第29話「再戦」
「あの5人の情報、仕入れてきたぜ。・・・とは言っても、謎だらけの奴もいる。カスパール、宗方宗次・・・過去が明かになってねぇのはこの二人だ。」
「いや、十分だよ。ありがとう、ジャッジ。」
この日、「パラディンフォース」の事務所兼自宅に、ジャッジが訪れていた。ジャッジはシンから買った情報をルークに伝えていた。
「この先、なんかわかったら連絡する。」
「ああっ、ありがとう。ところで・・・・ロックの様子は、どうだ?」
ルークは昨日、ジャッジから電話を受け、ロックがジャッジのところで世話になっているということを知らされていた。
ルークはロックが今、どうしているか気になっていた。
「・・・その質問、3回目だぞ。」
ジャッジはこの場所に来た時と、情報を教える前、そして現在で、同じ質問をされため息をついた。

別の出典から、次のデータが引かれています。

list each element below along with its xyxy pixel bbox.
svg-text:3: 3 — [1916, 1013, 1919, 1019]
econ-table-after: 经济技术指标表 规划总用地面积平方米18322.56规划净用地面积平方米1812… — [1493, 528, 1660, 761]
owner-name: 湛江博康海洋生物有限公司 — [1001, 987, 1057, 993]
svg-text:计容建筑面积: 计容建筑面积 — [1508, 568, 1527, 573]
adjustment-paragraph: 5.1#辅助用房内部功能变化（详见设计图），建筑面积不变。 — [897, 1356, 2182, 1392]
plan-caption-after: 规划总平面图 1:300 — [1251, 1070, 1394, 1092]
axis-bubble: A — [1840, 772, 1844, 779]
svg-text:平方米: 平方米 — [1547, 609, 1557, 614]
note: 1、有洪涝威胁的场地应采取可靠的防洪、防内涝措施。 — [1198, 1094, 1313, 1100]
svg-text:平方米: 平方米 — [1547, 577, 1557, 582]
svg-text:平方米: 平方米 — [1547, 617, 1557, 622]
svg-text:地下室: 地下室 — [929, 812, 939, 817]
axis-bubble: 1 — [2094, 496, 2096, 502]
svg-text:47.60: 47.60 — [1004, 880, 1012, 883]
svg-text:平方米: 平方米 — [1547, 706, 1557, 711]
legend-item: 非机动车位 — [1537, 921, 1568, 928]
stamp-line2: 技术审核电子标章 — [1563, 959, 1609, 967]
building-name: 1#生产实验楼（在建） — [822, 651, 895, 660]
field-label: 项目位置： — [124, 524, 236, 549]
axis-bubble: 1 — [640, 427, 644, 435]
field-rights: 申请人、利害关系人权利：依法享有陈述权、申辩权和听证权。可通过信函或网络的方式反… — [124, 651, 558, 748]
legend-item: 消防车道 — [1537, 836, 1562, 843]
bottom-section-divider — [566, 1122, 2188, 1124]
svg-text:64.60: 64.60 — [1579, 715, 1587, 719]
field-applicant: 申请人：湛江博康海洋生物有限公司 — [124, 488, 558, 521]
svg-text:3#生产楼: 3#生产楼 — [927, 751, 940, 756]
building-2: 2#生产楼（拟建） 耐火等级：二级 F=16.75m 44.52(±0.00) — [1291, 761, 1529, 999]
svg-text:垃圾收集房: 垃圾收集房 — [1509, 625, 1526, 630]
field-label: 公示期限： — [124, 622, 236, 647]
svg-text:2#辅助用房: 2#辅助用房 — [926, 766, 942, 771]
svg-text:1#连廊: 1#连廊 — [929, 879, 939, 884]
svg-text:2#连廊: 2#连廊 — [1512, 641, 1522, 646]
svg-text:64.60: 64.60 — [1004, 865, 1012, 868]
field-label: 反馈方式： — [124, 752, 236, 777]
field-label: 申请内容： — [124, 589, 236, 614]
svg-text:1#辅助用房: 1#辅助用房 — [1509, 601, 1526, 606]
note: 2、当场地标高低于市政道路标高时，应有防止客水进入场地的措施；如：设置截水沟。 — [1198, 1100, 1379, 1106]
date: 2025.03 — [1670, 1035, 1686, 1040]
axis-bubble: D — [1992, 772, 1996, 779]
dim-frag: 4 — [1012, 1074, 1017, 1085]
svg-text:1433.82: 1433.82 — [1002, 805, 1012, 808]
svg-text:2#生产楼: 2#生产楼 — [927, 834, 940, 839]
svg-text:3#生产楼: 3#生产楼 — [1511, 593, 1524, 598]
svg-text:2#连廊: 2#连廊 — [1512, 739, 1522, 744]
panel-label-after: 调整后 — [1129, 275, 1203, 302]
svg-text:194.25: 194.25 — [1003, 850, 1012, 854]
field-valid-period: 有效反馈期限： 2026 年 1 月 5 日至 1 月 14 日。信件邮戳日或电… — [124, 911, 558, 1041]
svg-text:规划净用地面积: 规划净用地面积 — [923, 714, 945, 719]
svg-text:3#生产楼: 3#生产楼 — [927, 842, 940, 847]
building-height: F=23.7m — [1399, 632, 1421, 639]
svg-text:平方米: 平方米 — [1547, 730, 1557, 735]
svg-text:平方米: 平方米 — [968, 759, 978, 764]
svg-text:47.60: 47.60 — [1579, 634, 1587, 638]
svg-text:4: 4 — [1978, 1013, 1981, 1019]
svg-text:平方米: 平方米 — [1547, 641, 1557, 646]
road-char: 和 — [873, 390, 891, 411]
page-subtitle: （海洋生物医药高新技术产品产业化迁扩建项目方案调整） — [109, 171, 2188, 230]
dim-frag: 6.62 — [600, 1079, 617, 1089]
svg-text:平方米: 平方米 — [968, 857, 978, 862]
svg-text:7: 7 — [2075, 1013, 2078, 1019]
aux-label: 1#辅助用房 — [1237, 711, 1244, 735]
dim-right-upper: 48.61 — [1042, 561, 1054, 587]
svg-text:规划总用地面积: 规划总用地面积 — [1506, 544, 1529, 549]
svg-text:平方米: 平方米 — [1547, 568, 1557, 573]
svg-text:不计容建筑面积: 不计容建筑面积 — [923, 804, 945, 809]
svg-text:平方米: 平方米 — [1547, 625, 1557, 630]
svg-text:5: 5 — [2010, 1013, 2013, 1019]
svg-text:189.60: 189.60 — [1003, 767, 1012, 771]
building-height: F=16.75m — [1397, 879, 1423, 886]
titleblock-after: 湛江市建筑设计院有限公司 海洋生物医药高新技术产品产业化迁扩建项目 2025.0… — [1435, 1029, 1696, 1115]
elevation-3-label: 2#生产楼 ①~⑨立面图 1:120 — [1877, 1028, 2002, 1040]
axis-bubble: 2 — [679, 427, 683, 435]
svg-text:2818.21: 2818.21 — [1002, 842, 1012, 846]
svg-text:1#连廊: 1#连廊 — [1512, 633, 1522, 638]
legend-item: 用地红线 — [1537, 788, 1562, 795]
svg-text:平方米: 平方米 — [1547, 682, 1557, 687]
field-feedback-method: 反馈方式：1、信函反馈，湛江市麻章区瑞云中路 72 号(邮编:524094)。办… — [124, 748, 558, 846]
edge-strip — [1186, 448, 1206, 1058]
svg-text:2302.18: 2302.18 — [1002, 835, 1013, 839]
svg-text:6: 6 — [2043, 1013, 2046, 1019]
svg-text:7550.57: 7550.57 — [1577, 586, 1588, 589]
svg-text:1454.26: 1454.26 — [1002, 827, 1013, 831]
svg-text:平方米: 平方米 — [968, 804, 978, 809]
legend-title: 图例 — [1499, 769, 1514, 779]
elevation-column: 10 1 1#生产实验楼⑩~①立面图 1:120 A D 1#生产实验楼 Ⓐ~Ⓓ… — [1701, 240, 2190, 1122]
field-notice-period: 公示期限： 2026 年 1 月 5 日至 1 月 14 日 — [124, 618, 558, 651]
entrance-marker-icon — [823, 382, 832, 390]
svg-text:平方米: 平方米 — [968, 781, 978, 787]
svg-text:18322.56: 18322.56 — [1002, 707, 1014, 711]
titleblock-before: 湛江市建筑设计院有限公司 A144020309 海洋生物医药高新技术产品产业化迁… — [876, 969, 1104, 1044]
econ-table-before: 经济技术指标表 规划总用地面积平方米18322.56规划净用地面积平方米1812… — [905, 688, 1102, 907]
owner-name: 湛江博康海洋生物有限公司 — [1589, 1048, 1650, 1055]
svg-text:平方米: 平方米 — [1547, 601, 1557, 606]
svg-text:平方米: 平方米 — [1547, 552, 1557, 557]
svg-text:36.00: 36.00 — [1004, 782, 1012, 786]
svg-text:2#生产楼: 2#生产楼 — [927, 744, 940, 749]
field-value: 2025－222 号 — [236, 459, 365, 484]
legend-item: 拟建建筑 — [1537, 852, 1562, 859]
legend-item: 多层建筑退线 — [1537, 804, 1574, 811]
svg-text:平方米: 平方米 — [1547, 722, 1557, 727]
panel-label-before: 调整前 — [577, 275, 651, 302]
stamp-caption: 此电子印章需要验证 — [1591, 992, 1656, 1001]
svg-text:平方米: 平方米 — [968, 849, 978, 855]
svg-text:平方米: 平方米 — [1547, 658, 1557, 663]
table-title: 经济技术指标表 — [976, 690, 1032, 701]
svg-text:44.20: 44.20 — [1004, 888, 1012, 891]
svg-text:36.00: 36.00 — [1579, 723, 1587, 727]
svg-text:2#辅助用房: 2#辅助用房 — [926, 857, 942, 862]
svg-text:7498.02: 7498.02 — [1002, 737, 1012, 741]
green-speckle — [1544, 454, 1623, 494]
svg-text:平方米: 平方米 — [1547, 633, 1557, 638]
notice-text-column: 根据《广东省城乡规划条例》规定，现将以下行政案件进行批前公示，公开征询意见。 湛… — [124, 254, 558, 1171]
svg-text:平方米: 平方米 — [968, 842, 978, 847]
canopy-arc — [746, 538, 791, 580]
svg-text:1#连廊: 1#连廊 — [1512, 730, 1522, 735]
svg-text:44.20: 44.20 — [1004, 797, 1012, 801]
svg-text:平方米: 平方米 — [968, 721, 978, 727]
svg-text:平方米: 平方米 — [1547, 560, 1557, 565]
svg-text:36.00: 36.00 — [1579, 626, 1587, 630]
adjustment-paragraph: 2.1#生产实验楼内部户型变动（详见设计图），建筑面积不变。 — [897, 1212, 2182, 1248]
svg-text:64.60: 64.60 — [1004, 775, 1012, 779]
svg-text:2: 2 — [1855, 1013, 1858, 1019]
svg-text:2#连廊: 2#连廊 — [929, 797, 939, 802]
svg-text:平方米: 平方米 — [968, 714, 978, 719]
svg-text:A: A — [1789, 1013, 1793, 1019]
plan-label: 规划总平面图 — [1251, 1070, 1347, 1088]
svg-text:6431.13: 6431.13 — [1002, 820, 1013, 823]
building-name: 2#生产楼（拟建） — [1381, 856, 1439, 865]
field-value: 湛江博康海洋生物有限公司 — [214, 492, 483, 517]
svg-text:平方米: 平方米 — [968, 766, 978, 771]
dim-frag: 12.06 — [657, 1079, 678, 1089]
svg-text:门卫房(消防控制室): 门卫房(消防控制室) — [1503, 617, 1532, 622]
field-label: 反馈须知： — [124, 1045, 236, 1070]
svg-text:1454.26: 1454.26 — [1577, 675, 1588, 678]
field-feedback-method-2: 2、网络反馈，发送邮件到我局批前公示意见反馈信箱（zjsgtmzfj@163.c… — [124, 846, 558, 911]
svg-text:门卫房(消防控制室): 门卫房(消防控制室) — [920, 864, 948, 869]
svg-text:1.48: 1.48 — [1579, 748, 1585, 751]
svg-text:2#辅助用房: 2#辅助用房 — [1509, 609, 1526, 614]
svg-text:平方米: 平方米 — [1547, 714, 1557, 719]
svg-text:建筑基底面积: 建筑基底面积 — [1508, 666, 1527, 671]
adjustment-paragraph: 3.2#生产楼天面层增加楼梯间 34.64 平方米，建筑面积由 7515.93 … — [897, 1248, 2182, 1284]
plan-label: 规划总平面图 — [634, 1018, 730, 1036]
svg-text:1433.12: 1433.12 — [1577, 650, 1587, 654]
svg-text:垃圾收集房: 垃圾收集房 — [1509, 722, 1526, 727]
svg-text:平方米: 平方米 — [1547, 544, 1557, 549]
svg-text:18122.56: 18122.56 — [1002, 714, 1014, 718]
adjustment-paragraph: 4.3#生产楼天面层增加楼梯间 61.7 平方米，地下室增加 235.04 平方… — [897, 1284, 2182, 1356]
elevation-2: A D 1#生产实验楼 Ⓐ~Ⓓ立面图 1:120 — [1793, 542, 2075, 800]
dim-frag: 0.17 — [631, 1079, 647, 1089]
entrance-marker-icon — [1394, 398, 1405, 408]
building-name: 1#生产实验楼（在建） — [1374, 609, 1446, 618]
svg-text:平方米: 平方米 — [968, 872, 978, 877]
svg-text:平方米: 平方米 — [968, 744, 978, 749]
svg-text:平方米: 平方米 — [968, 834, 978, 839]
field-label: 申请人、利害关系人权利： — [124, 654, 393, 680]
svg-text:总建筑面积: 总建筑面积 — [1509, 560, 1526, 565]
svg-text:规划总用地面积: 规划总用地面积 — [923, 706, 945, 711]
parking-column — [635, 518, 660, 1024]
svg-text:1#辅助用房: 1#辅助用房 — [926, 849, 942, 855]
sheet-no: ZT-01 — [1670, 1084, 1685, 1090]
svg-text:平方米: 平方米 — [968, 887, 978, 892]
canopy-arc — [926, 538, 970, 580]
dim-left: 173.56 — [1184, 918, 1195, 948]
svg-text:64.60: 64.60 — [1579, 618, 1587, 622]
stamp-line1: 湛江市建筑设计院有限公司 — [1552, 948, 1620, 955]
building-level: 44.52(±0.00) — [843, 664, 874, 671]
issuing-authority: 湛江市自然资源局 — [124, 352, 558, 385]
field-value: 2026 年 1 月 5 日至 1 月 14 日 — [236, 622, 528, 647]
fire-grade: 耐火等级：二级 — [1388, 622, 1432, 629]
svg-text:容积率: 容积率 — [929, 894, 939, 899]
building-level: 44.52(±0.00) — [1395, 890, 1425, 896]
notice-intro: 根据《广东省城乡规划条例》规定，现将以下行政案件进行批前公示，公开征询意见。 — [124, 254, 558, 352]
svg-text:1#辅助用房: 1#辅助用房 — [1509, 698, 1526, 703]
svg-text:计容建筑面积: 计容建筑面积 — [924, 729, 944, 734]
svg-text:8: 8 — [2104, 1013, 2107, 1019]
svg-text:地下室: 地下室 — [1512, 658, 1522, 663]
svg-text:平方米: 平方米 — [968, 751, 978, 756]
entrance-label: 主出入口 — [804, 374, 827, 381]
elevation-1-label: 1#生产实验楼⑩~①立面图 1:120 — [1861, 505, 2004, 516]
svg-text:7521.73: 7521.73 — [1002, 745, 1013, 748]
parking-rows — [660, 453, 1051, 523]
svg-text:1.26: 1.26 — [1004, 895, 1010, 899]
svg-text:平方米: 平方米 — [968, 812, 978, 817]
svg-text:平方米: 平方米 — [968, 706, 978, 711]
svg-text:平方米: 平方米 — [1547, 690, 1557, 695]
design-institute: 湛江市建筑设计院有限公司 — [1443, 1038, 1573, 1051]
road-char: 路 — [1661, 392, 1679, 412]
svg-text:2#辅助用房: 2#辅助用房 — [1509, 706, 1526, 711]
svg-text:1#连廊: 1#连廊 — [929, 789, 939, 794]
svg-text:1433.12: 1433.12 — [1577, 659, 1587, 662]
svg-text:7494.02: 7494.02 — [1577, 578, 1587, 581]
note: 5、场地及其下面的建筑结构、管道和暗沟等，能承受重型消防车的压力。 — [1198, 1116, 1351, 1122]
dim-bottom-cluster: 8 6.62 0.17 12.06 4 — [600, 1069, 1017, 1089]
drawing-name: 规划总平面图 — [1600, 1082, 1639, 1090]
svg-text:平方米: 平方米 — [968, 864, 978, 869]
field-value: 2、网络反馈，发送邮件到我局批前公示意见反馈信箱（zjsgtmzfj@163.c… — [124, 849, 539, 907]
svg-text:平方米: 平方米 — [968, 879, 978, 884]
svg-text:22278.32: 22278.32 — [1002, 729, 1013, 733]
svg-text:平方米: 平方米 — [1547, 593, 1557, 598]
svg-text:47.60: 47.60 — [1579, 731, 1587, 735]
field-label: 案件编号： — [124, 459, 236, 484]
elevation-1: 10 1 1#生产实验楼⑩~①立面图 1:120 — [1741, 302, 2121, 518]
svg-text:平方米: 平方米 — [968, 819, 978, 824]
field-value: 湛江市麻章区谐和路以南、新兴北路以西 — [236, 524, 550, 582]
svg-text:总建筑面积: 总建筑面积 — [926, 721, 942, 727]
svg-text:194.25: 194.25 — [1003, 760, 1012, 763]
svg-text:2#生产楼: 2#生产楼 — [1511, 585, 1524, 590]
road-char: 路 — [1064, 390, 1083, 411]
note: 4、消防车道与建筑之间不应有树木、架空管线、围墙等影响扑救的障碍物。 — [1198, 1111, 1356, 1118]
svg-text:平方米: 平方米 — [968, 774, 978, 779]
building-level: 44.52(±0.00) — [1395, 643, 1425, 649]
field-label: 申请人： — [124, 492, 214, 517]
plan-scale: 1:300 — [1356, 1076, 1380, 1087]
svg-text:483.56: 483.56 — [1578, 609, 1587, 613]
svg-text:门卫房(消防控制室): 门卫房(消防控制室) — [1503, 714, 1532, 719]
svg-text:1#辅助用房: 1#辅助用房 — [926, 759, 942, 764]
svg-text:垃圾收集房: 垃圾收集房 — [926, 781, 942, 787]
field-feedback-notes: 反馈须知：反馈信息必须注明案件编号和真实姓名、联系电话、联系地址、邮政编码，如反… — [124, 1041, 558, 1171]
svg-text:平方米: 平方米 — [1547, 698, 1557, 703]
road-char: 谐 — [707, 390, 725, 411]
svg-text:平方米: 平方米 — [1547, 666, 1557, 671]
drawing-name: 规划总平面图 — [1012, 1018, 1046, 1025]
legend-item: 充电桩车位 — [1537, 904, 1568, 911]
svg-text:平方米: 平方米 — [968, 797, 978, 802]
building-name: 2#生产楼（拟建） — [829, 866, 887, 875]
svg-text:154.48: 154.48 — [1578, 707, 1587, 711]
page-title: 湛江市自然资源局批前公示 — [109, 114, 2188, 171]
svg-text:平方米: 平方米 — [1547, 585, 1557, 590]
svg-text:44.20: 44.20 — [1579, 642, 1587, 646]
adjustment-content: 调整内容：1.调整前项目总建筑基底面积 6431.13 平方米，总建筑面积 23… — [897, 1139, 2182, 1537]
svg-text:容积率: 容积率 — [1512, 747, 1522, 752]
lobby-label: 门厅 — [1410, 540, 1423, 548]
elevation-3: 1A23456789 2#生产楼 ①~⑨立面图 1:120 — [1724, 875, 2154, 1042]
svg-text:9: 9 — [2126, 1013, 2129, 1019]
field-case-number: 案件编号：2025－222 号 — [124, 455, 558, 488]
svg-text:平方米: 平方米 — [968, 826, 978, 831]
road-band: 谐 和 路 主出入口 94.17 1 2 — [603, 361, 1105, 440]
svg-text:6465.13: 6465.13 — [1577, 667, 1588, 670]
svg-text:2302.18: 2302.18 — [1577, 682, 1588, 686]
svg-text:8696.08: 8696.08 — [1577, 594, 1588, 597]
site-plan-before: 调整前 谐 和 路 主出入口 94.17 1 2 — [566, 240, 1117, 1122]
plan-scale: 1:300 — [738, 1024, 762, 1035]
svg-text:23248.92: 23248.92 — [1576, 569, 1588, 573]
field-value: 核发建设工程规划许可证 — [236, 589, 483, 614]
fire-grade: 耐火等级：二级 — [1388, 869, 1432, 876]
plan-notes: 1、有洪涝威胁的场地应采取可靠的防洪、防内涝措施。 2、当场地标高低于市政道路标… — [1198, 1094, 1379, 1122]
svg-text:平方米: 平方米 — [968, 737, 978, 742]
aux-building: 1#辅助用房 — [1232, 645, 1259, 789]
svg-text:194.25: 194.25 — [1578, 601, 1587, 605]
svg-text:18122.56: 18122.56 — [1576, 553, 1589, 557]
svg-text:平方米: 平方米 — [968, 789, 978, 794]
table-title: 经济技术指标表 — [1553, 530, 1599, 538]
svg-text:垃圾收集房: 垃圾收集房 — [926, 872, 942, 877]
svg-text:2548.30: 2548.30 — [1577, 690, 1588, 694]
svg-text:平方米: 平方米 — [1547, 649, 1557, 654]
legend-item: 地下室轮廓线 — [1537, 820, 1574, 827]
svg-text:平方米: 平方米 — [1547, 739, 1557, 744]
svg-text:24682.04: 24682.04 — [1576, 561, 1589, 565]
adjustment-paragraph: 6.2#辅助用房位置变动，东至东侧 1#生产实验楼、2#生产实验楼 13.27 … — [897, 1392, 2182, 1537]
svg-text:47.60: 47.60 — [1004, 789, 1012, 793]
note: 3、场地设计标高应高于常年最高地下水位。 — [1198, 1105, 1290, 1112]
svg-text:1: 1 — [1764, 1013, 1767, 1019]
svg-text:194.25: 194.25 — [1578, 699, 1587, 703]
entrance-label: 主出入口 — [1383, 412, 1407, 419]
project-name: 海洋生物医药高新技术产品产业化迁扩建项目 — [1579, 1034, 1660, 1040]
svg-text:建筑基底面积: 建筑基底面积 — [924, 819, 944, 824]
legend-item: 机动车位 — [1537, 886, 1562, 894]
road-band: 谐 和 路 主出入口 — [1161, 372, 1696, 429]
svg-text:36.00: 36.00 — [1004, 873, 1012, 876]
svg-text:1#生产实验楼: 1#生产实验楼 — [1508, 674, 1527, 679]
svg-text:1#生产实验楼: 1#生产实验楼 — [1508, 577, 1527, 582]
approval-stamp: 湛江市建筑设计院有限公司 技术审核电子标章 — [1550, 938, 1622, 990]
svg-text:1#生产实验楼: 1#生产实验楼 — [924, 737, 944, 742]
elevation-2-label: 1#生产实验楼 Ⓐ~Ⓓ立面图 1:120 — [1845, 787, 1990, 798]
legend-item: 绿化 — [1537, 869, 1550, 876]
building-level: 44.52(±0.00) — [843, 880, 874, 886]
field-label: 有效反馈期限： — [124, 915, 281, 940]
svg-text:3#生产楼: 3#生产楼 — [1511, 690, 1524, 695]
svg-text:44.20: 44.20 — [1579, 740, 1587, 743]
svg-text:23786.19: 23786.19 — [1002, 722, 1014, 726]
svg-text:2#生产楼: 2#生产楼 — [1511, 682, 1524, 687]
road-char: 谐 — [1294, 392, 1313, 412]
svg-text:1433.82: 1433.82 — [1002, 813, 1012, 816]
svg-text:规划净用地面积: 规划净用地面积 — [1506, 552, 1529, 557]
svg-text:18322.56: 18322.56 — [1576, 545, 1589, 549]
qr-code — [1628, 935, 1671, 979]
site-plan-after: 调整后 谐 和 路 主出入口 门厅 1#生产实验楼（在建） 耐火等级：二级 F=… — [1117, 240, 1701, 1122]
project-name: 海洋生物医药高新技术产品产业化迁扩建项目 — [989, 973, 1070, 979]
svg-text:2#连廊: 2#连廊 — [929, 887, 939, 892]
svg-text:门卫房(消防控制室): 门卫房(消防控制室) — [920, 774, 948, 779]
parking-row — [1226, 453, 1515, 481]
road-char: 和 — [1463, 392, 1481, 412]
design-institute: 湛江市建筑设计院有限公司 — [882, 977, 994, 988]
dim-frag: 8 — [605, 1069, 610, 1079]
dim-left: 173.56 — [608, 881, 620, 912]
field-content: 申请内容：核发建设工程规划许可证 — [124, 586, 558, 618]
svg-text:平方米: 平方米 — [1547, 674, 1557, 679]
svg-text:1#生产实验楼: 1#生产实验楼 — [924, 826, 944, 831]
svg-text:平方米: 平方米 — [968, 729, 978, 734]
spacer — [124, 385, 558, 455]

「い、いや、どうしても気になってしまってな・・・・」
「そんなに気になるなら会いに行けよ。今、街で買い物行かせてる。」
「それはちょっとな・・・彼の修行に水を差すだろうし・・・・」
「はぁ・・・どいつもこいつも・・・・」
そのころ、街に買い物に出ているロックは・・・
「はあ~あ・・・なんで俺がこんなこと・・・・」
ロックの買い物はジャッジに頼まれた物を買いに行くこと、つまりはお遣いだった。
ちょうど今、お遣いを終えてアジトの方へ戻る途中だった。
「なんだって俺がこんなことしなきゃいけねーんだ?俺は1日でも早く強くなりてーのに・・・・シンさんもシンさんだ。この前の病院の時だって、『プロの戦い見せる』とか言っといて、ほとんど戦ってなかったし・・・・」
ロックは愚痴を呟きながら街を歩いて行く。本屋の前を通り過ぎた時、本屋の前と一緒に、見覚えのある"黒い頭"とすれ違った。
「・・・ん?」
(なんか今、見覚えのある頭が・・・・)
ロックはその"黒い頭"に覚えを感じ、そっと振り返った。
そして、ロックはあるものを目撃してしまった。
「今日こそ・・・今日こそ当たりますように・・・!」
それは、ロックのライバル、カスパールがカードダスの機械を睨んでいる光景だった。
「ママ-、変なのいるよー。」
「見ちゃいけません!」
カスパールはローブを羽織っていたが、バレバレで、周りからジロジロと見られていた。
「よし・・・来いッ!」
カスパールはカードダスに金を投入し、レバーを回しカードを取り出す。
そして、封を解いてカードを確認すると・・・中にはキラキラと輝くレアカードが入っていた。
「ようやく・・・ようやく手に入れたーーー!!」
カスパールは喜びのあまり、拳を突き上げた。
「お前何やってんだーーーーッ!!」
その時、ロックはあまりの意味のわからなさに、カスパールをドロップキックで思い切り蹴り飛ばした。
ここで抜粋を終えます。